Wednesday, December 12, 2007

A Bigger Picture

I'm still feelin pretty good about myself. I'm sure it won't last, but you take what you can get, eh?

Last night was actually quietly busy. Did I already tell you that? I can't remember... the department was stuffed, but with few real sickies. Which is nice. These days it seems a real rarity if our Resus Bays aren't overflowing.

It doesn't take much, though. Another midnight call, another breathless punter. At the best of times, I'm a resus hog, an adrenaline junkie, an SHOs nightmare. Turn around, and there I am, champing at the bit. No matter how quick you think you are... I'm faster. The SHOs I like the best are there quickly, too. I see in them a kindred spirit; they want to see the difficult cases, the interesting cases. This is markedly unfair to the many excellent docs who come through EDs but aren't especially interested in the Acute end of the spectrum. Sorry, guys. No offence meant.

I digress; the elderly breathless is pretty much bread and butter. Since pretty much everyone smoked in the 30s and 40s, they now all have COPD. If they don't, they have heart failure. As with all of medicine, the devil is usually in the details; history is almost all of it. If they're on inhalers up the wazoo, it's COPD. If their drug cupboard rattles with diuretics and other 'heart' meds, its their heart.

Usually. And for all my esteemed physician colleagues, I know it's never that simple, but it's pretty close, eh?

So, last night's arrival had a long smoking history, several admissions with 'exacerbation COPD', and a cabinet full of inhalers and nothing else.

COPD, right?

So much for history...

As I'm sure my medical colleagues know, these patients also have a look about them. This guy was exhausted, sweaty, cold at the edges and had a sky high BP. JVP virtually punching through the roof.

Heart failure.

Chest... pretty quiet, a few wheezes, a few fine creps. The good old fashioned ED mixed bag.

In short, his history was good for COPD, but his exam spelled heart failure. The difference is rarely as clear cut as we would like. When I was on the house, we used to call the treatment 'nebulised frusicillinalol'. Some bronchodilator, some diuresis, some antibiosis.

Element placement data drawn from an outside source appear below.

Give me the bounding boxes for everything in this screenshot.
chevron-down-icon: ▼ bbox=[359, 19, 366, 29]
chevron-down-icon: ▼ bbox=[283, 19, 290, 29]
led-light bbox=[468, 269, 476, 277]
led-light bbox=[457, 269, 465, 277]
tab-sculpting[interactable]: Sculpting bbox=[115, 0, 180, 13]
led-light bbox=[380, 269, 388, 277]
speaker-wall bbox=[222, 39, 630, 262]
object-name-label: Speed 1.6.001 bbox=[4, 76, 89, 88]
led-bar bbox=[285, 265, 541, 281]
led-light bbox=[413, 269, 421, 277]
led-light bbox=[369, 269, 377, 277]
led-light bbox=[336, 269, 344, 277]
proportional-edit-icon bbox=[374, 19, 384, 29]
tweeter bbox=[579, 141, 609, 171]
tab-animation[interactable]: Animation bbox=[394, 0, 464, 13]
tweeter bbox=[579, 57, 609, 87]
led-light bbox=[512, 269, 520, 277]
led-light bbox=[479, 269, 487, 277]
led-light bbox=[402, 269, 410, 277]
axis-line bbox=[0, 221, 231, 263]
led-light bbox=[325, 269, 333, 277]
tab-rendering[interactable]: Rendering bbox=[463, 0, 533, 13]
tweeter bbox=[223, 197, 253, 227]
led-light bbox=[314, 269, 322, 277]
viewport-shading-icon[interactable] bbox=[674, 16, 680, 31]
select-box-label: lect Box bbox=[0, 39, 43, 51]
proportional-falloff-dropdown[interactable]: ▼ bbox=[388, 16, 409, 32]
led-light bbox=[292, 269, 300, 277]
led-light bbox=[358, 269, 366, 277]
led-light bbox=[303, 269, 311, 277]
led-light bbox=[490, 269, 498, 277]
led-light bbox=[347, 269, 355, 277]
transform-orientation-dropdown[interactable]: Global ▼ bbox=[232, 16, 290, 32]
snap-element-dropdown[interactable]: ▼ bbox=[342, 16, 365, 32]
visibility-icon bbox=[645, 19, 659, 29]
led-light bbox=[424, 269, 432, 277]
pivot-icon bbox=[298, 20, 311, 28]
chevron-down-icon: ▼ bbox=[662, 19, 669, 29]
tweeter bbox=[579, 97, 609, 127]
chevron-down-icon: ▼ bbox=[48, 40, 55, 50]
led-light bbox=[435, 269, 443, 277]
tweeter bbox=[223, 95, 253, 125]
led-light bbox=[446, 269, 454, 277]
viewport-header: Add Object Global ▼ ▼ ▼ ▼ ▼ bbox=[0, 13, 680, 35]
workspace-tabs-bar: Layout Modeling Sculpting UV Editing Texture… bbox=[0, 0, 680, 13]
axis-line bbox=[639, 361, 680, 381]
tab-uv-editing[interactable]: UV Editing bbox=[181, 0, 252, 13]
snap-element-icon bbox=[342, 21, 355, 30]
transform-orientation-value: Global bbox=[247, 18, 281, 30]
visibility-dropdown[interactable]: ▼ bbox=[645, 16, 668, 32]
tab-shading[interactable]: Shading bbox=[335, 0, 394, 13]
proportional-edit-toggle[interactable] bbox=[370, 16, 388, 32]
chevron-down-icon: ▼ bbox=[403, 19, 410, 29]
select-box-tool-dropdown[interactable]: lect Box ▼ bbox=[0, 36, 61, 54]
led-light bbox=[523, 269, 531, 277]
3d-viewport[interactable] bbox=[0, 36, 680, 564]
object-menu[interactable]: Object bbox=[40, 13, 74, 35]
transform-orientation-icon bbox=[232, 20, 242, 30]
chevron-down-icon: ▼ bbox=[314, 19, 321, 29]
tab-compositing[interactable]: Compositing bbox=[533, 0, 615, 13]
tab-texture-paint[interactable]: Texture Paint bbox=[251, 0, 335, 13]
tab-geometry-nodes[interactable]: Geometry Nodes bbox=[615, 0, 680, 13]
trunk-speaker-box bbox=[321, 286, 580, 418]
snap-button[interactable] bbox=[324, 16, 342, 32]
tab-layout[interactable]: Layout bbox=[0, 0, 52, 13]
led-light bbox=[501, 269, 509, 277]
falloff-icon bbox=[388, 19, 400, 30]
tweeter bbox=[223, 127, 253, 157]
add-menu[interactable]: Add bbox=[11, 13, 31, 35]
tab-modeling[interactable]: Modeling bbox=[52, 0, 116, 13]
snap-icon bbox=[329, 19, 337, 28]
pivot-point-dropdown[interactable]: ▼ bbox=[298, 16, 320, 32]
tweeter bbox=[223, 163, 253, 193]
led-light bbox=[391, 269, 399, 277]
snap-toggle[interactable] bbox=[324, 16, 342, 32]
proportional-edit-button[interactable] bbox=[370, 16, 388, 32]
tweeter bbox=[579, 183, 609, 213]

I was pleased to see my SHO run it like a pro. Good history, rapid assessment, right diagnosis, prompt treatment. The joy of it is, of course, that COPD-ers need limited oxygen and nebs, whereas heart failure needs as much oxygen as you can cram in, and offloading. Get it wrong, and...

Sometimes, whatever you do, it's too late to stop them circling the drain.

We used nebulised frusicillinalol nitrate. X-ray and subsequent intubation confirmed the clinical suspicion of left ventricular failure.

I spent most of the time with the family; it's one of the good things about having competent SHOs. I hope it's because we taught them something. Because I taught them something? I guess it doesn't matter as long as they learned it.